None of the mistakes his father had made could be fixed, now. None of the time he'd missed and none of the things Dylan had wanted to tell him could be related. This was life and it was harsh and no one got second chances.
It was like Isolena had read his mind as she softly lamented, her voice crushed thick by tears of her own she was trying to hide, "I hope you'll find yourself able to forgive me at some point, but I understand if you never can. We can't go back; only try to avoid similar mistakes in the future. That's uncharacteristic of me to say, but I hope I have changed, even in some inconsequential way, and that I'll continue to make efforts to treat you better now."
Dylan forced himself to turn about so they were face-to-face. He could see the outline of her figure, but not her features that well. It didn't matter. Her tone was transparent enough.
"Mom, I don't hate you at all," he searched for her hands anew and found them, holding them tightly. "I—forgave you at Fortress Island. Really, I don't have any grudges, but I do want to understand why."

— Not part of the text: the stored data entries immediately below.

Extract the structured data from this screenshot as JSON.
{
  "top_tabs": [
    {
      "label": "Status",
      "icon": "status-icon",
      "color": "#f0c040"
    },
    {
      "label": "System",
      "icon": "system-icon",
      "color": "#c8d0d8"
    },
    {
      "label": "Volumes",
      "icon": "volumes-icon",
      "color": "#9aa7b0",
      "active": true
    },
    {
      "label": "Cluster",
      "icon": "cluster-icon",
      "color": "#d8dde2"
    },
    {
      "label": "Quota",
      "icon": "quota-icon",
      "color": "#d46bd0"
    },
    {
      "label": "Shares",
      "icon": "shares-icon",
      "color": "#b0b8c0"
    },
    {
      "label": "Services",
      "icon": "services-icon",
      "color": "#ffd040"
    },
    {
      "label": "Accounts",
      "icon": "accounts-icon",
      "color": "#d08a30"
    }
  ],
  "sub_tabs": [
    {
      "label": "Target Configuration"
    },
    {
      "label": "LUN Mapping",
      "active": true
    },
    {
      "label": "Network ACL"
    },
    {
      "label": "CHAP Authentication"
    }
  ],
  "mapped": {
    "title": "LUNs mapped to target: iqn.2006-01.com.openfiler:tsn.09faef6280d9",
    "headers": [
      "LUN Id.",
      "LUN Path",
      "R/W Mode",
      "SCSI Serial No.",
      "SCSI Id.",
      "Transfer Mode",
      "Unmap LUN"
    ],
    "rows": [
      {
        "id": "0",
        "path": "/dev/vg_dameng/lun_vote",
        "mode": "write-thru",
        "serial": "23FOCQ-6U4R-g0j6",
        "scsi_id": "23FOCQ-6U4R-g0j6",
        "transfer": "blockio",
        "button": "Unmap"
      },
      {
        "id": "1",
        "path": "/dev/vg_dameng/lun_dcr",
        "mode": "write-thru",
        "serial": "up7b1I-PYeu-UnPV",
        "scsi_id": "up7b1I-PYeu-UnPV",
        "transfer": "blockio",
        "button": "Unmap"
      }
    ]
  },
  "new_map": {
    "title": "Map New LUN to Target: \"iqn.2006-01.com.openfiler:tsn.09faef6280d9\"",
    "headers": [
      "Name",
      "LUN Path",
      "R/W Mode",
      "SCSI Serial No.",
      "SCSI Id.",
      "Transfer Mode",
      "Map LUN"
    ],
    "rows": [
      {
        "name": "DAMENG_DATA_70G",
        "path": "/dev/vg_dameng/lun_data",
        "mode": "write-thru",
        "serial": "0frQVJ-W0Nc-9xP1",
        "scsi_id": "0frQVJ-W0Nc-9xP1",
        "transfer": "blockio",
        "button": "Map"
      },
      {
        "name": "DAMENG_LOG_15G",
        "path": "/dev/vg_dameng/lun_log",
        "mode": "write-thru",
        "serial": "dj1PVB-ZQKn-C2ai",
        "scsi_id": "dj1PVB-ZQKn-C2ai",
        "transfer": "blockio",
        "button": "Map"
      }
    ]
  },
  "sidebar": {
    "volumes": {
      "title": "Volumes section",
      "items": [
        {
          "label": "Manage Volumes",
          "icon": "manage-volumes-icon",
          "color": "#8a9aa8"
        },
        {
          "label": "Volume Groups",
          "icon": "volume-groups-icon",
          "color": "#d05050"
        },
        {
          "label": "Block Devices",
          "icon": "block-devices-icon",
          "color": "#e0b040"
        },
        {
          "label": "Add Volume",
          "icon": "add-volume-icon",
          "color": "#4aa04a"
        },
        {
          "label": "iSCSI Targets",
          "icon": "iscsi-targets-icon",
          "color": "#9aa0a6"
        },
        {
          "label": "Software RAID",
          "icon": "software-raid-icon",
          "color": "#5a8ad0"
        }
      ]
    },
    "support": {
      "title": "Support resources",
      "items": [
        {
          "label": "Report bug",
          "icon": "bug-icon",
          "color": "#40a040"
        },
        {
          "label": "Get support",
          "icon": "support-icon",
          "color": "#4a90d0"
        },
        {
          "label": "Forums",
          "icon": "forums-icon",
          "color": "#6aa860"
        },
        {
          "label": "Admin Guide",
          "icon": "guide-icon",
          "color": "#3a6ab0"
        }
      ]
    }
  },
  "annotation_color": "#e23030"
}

"Give me time," she whispered at length.
Dylan understood. As well, he needed time to develop full acceptance of himself and he still had so much self-exploration to do. Perhaps this was best, and they could understand that in their different ways, they both needed to be patient with the other and give each other space.
"Remember that you told me words were cheap without action?" He mumbled, feeling tired all of a sudden.
"Yes," once more, she pulled him to her to clasp his body, so he'd stay warm.
"You gave me love tonight, Mom," now his voice was small and fading still. "I know you love me."
Isolena lay quietly, but her son didn't speak again. His breathing began to slow and deepen. From what he'd just said, a strong sense of motherly protection overcame her, and she didn't want to let him go. For a few more minutes, she slowly ran her hands up and down his back as he fully sunk into a healthy, deep sleep. Before her, through the clear window, an entire galaxy of stars lit up the room just enough that she could make out the outline of her son's body. He was a simple but profound teenager. With the most innocent words, he'd made her heart bleed and birthed in her bones an unquenchable determination to change into a person worth his love. And when she decided on a matter, no one could change her mind.
She dropped a firm whisper of promise down to him, "I'll make sure you feel my love."